VII. Nor is it any objection against this, that the Son, from eternity, undertook for men, and thereby came under a certain peculiar relation to those that were to be saved. For, as that engagement was nothing but the most glorious act of the divine will of the Son, doing what none but God could do, it implies therefore no manner of subjection: it only imports, that there should be a time, when that divine person, on assuming flesh, would appear in the form of a servant. And by undertaking to perform this obedience, in the human nature, in its proper time, the Son, as God, did no more subject himself to the Father, than the Father with respect to the Son, to the owing that reward of debt, which he promised him a right to claim. All these things are to be conceived of in a manner becoming God.

VIII. Nor ought it to be urged, that the Son, even before his incarnation, was called the Angel, Gen. xlviii. 16. Exod. xxiii. 20. For that signifies no inferiority of the Son, before the time appointed for his incarnation; but only a form resembling the appearances of angels, and prefiguring his future mission into the world.

IX. As man, he was doubtless subject to the moral law, as it is the rule, both of the nature and actions of man. For, it is a contradiction, as we proved before, to suppose a rational creature, such as is the human nature of Christ, to be without law; and in this manner he was really bound by the law: 1st, To preserve the holiness implanted into his nature from his first conception, unspotted and pure. 2dly, To express it in the most perfect manner in his life and actions, from all his heart, all his soul, and all his strength. 3dly, Constantly to persevere therein, without yielding to any temptations, to the end of his course.

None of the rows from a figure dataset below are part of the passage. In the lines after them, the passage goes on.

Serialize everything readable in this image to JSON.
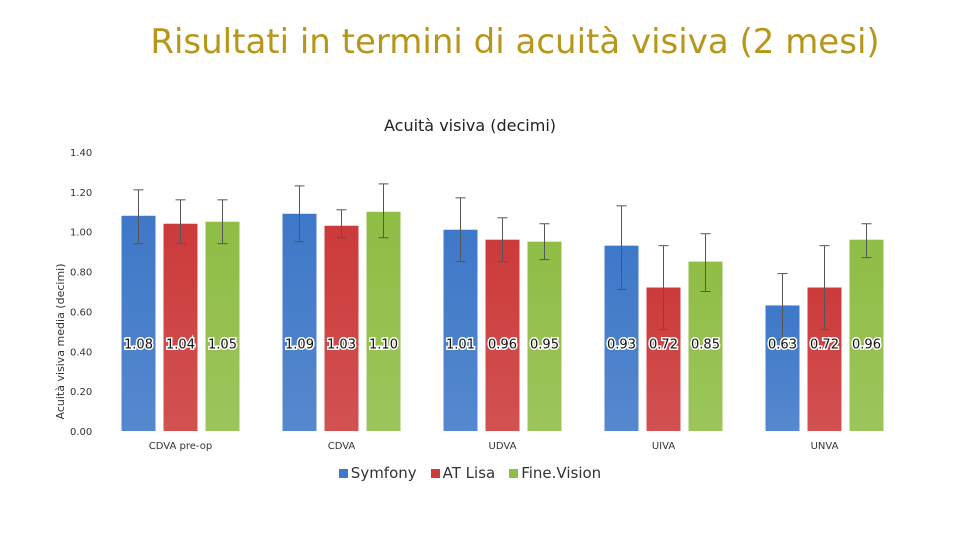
{
  "slide": {
    "title": "Risultati in termini di acuità visiva (2 mesi)"
  },
  "chart_data": {
    "type": "bar",
    "title": "Acuità visiva (decimi)",
    "xlabel": "",
    "ylabel": "Acuità visiva media (decimi)",
    "ylim": [
      0,
      1.4
    ],
    "yticks": [
      "0.00",
      "0.20",
      "0.40",
      "0.60",
      "0.80",
      "1.00",
      "1.20",
      "1.40"
    ],
    "categories": [
      "CDVA pre-op",
      "CDVA",
      "UDVA",
      "UIVA",
      "UNVA"
    ],
    "series": [
      {
        "name": "Symfony",
        "color": "#3e78c8",
        "values": [
          1.08,
          1.09,
          1.01,
          0.93,
          0.63
        ],
        "labels": [
          "1.08",
          "1.09",
          "1.01",
          "0.93",
          "0.63"
        ],
        "err_low": [
          0.94,
          0.95,
          0.85,
          0.71,
          0.46
        ],
        "err_high": [
          1.21,
          1.23,
          1.17,
          1.13,
          0.79
        ]
      },
      {
        "name": "AT Lisa",
        "color": "#cc3a3a",
        "values": [
          1.04,
          1.03,
          0.96,
          0.72,
          0.72
        ],
        "labels": [
          "1.04",
          "1.03",
          "0.96",
          "0.72",
          "0.72"
        ],
        "err_low": [
          0.94,
          0.97,
          0.85,
          0.51,
          0.51
        ],
        "err_high": [
          1.16,
          1.11,
          1.07,
          0.93,
          0.93
        ]
      },
      {
        "name": "Fine.Vision",
        "color": "#8fbd45",
        "values": [
          1.05,
          1.1,
          0.95,
          0.85,
          0.96
        ],
        "labels": [
          "1.05",
          "1.10",
          "0.95",
          "0.85",
          "0.96"
        ],
        "err_low": [
          0.94,
          0.97,
          0.86,
          0.7,
          0.87
        ],
        "err_high": [
          1.16,
          1.24,
          1.04,
          0.99,
          1.04
        ]
      }
    ],
    "grid": false,
    "legend": "bottom"
  }
}
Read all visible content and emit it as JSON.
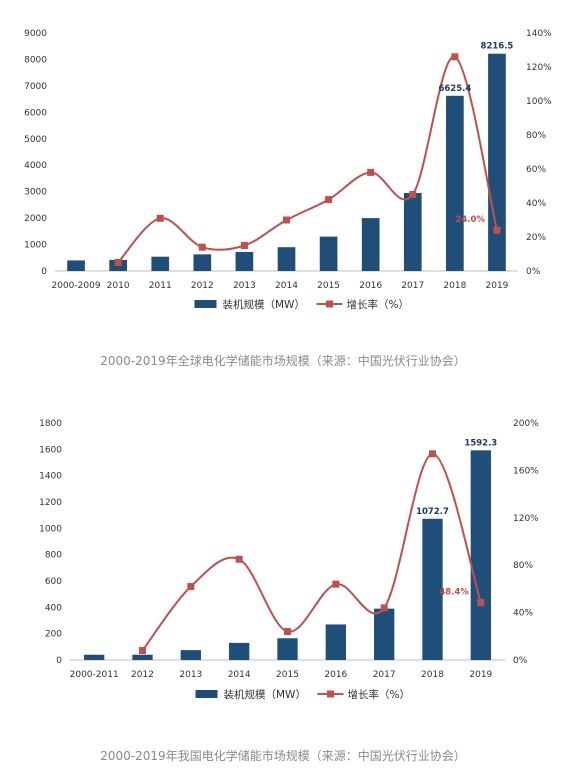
{
  "charts": [
    {
      "caption": "2000-2019年全球电化学储能市场规模（来源：中国光伏行业协会）",
      "legend_bar": "装机规模（MW）",
      "legend_line": "增长率（%）",
      "colors": {
        "bar": "#1f4e79",
        "line": "#c0504d"
      }
    },
    {
      "caption": "2000-2019年我国电化学储能市场规模（来源：中国光伏行业协会）",
      "legend_bar": "装机规模（MW）",
      "legend_line": "增长率（%）",
      "colors": {
        "bar": "#1f4e79",
        "line": "#c0504d"
      }
    }
  ],
  "chart_data": [
    {
      "type": "bar",
      "categories": [
        "2000-2009",
        "2010",
        "2011",
        "2012",
        "2013",
        "2014",
        "2015",
        "2016",
        "2017",
        "2018",
        "2019"
      ],
      "series": [
        {
          "name": "装机规模（MW）",
          "type": "bar",
          "axis": "left",
          "values": [
            400,
            420,
            540,
            630,
            720,
            900,
            1300,
            2000,
            2950,
            6625.4,
            8216.5
          ]
        },
        {
          "name": "增长率（%）",
          "type": "line",
          "axis": "right",
          "values": [
            null,
            5,
            31,
            14,
            15,
            30,
            42,
            58,
            45,
            126,
            24.0
          ]
        }
      ],
      "data_labels": [
        {
          "category": "2018",
          "series": "装机规模（MW）",
          "text": "6625.4"
        },
        {
          "category": "2019",
          "series": "装机规模（MW）",
          "text": "8216.5"
        },
        {
          "category": "2019",
          "series": "增长率（%）",
          "text": "24.0%"
        }
      ],
      "ylim": [
        0,
        9000
      ],
      "yticks": [
        0,
        1000,
        2000,
        3000,
        4000,
        5000,
        6000,
        7000,
        8000,
        9000
      ],
      "y2lim": [
        0,
        140
      ],
      "y2ticks": [
        "0%",
        "20%",
        "40%",
        "60%",
        "80%",
        "100%",
        "120%",
        "140%"
      ],
      "legend_position": "bottom"
    },
    {
      "type": "bar",
      "categories": [
        "2000-2011",
        "2012",
        "2013",
        "2014",
        "2015",
        "2016",
        "2017",
        "2018",
        "2019"
      ],
      "series": [
        {
          "name": "装机规模（MW）",
          "type": "bar",
          "axis": "left",
          "values": [
            40,
            40,
            75,
            130,
            165,
            270,
            390,
            1072.7,
            1592.3
          ]
        },
        {
          "name": "增长率（%）",
          "type": "line",
          "axis": "right",
          "values": [
            null,
            8,
            62,
            85,
            24,
            64,
            44,
            174,
            48.4
          ]
        }
      ],
      "data_labels": [
        {
          "category": "2018",
          "series": "装机规模（MW）",
          "text": "1072.7"
        },
        {
          "category": "2019",
          "series": "装机规模（MW）",
          "text": "1592.3"
        },
        {
          "category": "2019",
          "series": "增长率（%）",
          "text": "48.4%"
        }
      ],
      "ylim": [
        0,
        1800
      ],
      "yticks": [
        0,
        200,
        400,
        600,
        800,
        1000,
        1200,
        1400,
        1600,
        1800
      ],
      "y2lim": [
        0,
        200
      ],
      "y2ticks": [
        "0%",
        "40%",
        "80%",
        "120%",
        "160%",
        "200%"
      ],
      "legend_position": "bottom"
    }
  ]
}
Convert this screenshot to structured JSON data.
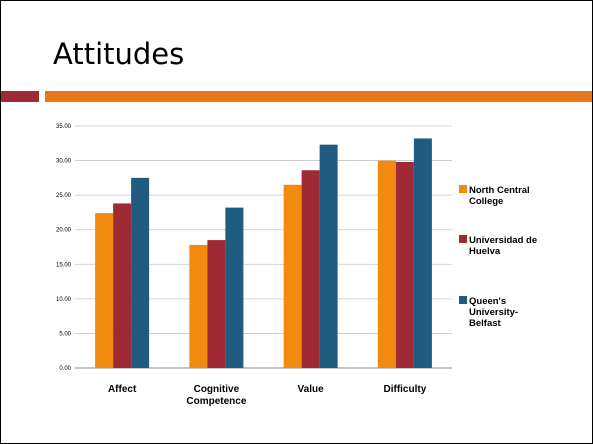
{
  "slide": {
    "title": "Attitudes",
    "accent_dark": "#9E2A35",
    "accent_light": "#E8761B"
  },
  "chart_data": {
    "type": "bar",
    "title": "",
    "xlabel": "",
    "ylabel": "",
    "ylim": [
      0,
      35
    ],
    "yticks": [
      "0.00",
      "5.00",
      "10.00",
      "15.00",
      "20.00",
      "25.00",
      "30.00",
      "35.00"
    ],
    "grid": true,
    "legend_position": "right",
    "categories": [
      [
        "Affect"
      ],
      [
        "Cognitive",
        "Competence"
      ],
      [
        "Value"
      ],
      [
        "Difficulty"
      ]
    ],
    "series": [
      {
        "name": [
          "North Central",
          "College"
        ],
        "color": "#F28A10",
        "values": [
          22.4,
          17.8,
          26.5,
          30.0
        ]
      },
      {
        "name": [
          "Universidad de",
          "Huelva"
        ],
        "color": "#9E2A35",
        "values": [
          23.8,
          18.5,
          28.6,
          29.8
        ]
      },
      {
        "name": [
          "Queen's",
          "University-",
          "Belfast"
        ],
        "color": "#1F5C7F",
        "values": [
          27.5,
          23.2,
          32.3,
          33.2
        ]
      }
    ]
  }
}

X. And as Christ was not only a man, and a common inhabitant of the world, but also an Israelite; that is, a member of the church of the Old Testament, and a citizen of the commonwealth of Israel; he was also subject to the ceremonial and political laws, which were then still in force, according to the divine institution. By virtue of these laws, Christ made use of the Sacraments of the Old Testament, observed the festivals, repaired to the temple, and behaved as an obedient subject under a lawful magistracy. He initiated himself by circumcision to the obedience of the ceremonial law: declared his obedience to the political laws by paying tribute, Mat. xvii. 24, 25.